A framework for fitting quadratic-bilinear systems with applications to models of electrical circuits

TL;DR

This paper introduces a data-driven framework for fitting quadratic-bilinear surrogate models to nonlinear electrical circuit dynamics by embedding original models into a quadratic-bilinear form using lifting techniques and transfer function data.

Contribution

It extends existing bilinear and quadratic inference methods by combining them into a unified approach for nonlinear model approximation from transfer function data.

Findings

Effective in modeling electrical circuits with nonlinear components.

Accurate approximation demonstrated on various test cases.

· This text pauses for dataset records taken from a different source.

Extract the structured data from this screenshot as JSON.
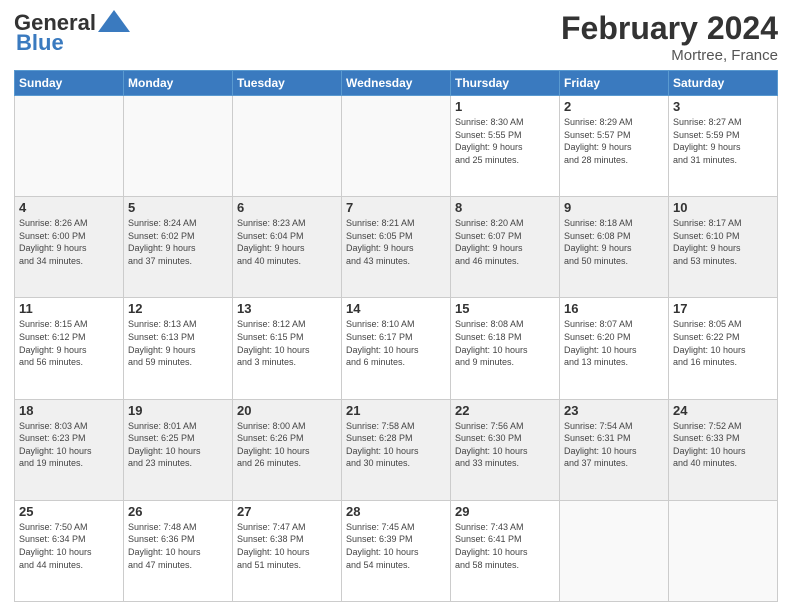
{
  "header": {
    "logo_general": "General",
    "logo_blue": "Blue",
    "month_year": "February 2024",
    "location": "Mortree, France"
  },
  "weekdays": [
    "Sunday",
    "Monday",
    "Tuesday",
    "Wednesday",
    "Thursday",
    "Friday",
    "Saturday"
  ],
  "weeks": [
    [
      {
        "day": "",
        "info": ""
      },
      {
        "day": "",
        "info": ""
      },
      {
        "day": "",
        "info": ""
      },
      {
        "day": "",
        "info": ""
      },
      {
        "day": "1",
        "info": "Sunrise: 8:30 AM\nSunset: 5:55 PM\nDaylight: 9 hours\nand 25 minutes."
      },
      {
        "day": "2",
        "info": "Sunrise: 8:29 AM\nSunset: 5:57 PM\nDaylight: 9 hours\nand 28 minutes."
      },
      {
        "day": "3",
        "info": "Sunrise: 8:27 AM\nSunset: 5:59 PM\nDaylight: 9 hours\nand 31 minutes."
      }
    ],
    [
      {
        "day": "4",
        "info": "Sunrise: 8:26 AM\nSunset: 6:00 PM\nDaylight: 9 hours\nand 34 minutes."
      },
      {
        "day": "5",
        "info": "Sunrise: 8:24 AM\nSunset: 6:02 PM\nDaylight: 9 hours\nand 37 minutes."
      },
      {
        "day": "6",
        "info": "Sunrise: 8:23 AM\nSunset: 6:04 PM\nDaylight: 9 hours\nand 40 minutes."
      },
      {
        "day": "7",
        "info": "Sunrise: 8:21 AM\nSunset: 6:05 PM\nDaylight: 9 hours\nand 43 minutes."
      },
      {
        "day": "8",
        "info": "Sunrise: 8:20 AM\nSunset: 6:07 PM\nDaylight: 9 hours\nand 46 minutes."
      },
      {
        "day": "9",
        "info": "Sunrise: 8:18 AM\nSunset: 6:08 PM\nDaylight: 9 hours\nand 50 minutes."
      },
      {
        "day": "10",
        "info": "Sunrise: 8:17 AM\nSunset: 6:10 PM\nDaylight: 9 hours\nand 53 minutes."
      }
    ],
    [
      {
        "day": "11",
        "info": "Sunrise: 8:15 AM\nSunset: 6:12 PM\nDaylight: 9 hours\nand 56 minutes."
      },
      {
        "day": "12",
        "info": "Sunrise: 8:13 AM\nSunset: 6:13 PM\nDaylight: 9 hours\nand 59 minutes."
      },
      {
        "day": "13",
        "info": "Sunrise: 8:12 AM\nSunset: 6:15 PM\nDaylight: 10 hours\nand 3 minutes."
      },
      {
        "day": "14",
        "info": "Sunrise: 8:10 AM\nSunset: 6:17 PM\nDaylight: 10 hours\nand 6 minutes."
      },
      {
        "day": "15",
        "info": "Sunrise: 8:08 AM\nSunset: 6:18 PM\nDaylight: 10 hours\nand 9 minutes."
      },
      {
        "day": "16",
        "info": "Sunrise: 8:07 AM\nSunset: 6:20 PM\nDaylight: 10 hours\nand 13 minutes."
      },
      {
        "day": "17",
        "info": "Sunrise: 8:05 AM\nSunset: 6:22 PM\nDaylight: 10 hours\nand 16 minutes."
      }
    ],
    [
      {
        "day": "18",
        "info": "Sunrise: 8:03 AM\nSunset: 6:23 PM\nDaylight: 10 hours\nand 19 minutes."
      },
      {
        "day": "19",
        "info": "Sunrise: 8:01 AM\nSunset: 6:25 PM\nDaylight: 10 hours\nand 23 minutes."
      },
      {
        "day": "20",
        "info": "Sunrise: 8:00 AM\nSunset: 6:26 PM\nDaylight: 10 hours\nand 26 minutes."
      },
      {
        "day": "21",
        "info": "Sunrise: 7:58 AM\nSunset: 6:28 PM\nDaylight: 10 hours\nand 30 minutes."
      },
      {
        "day": "22",
        "info": "Sunrise: 7:56 AM\nSunset: 6:30 PM\nDaylight: 10 hours\nand 33 minutes."
      },
      {
        "day": "23",
        "info": "Sunrise: 7:54 AM\nSunset: 6:31 PM\nDaylight: 10 hours\nand 37 minutes."
      },
      {
        "day": "24",
        "info": "Sunrise: 7:52 AM\nSunset: 6:33 PM\nDaylight: 10 hours\nand 40 minutes."
      }
    ],
    [
      {
        "day": "25",
        "info": "Sunrise: 7:50 AM\nSunset: 6:34 PM\nDaylight: 10 hours\nand 44 minutes."
      },
      {
        "day": "26",
        "info": "Sunrise: 7:48 AM\nSunset: 6:36 PM\nDaylight: 10 hours\nand 47 minutes."
      },
      {
        "day": "27",
        "info": "Sunrise: 7:47 AM\nSunset: 6:38 PM\nDaylight: 10 hours\nand 51 minutes."
      },
      {
        "day": "28",
        "info": "Sunrise: 7:45 AM\nSunset: 6:39 PM\nDaylight: 10 hours\nand 54 minutes."
      },
      {
        "day": "29",
        "info": "Sunrise: 7:43 AM\nSunset: 6:41 PM\nDaylight: 10 hours\nand 58 minutes."
      },
      {
        "day": "",
        "info": ""
      },
      {
        "day": "",
        "info": ""
      }
    ]
  ]
}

Framework leverages classical linear fitting and nonlinear operator inference.

Abstract

In this contribution, we propose a data-driven procedure to fit quadratic-bilinear surrogate models from data. Although the dynamics characterizing the original model are strongly nonlinear, we rely on lifting techniques to embed the original model into a quadratic-bilinear format. Here, data represent generalized transfer function values. This method is an extension of methods that do bilinear, or quadratic inference, separately. It is based on first fitting a linear model with the classical Loewner framework, and then on inferring the best supplementing nonlinear operators, in a least-squares sense. The application scope of this method is given by electrical circuits with nonlinear components (such as diodes). We propose various test cases to illustrate the performance of the method.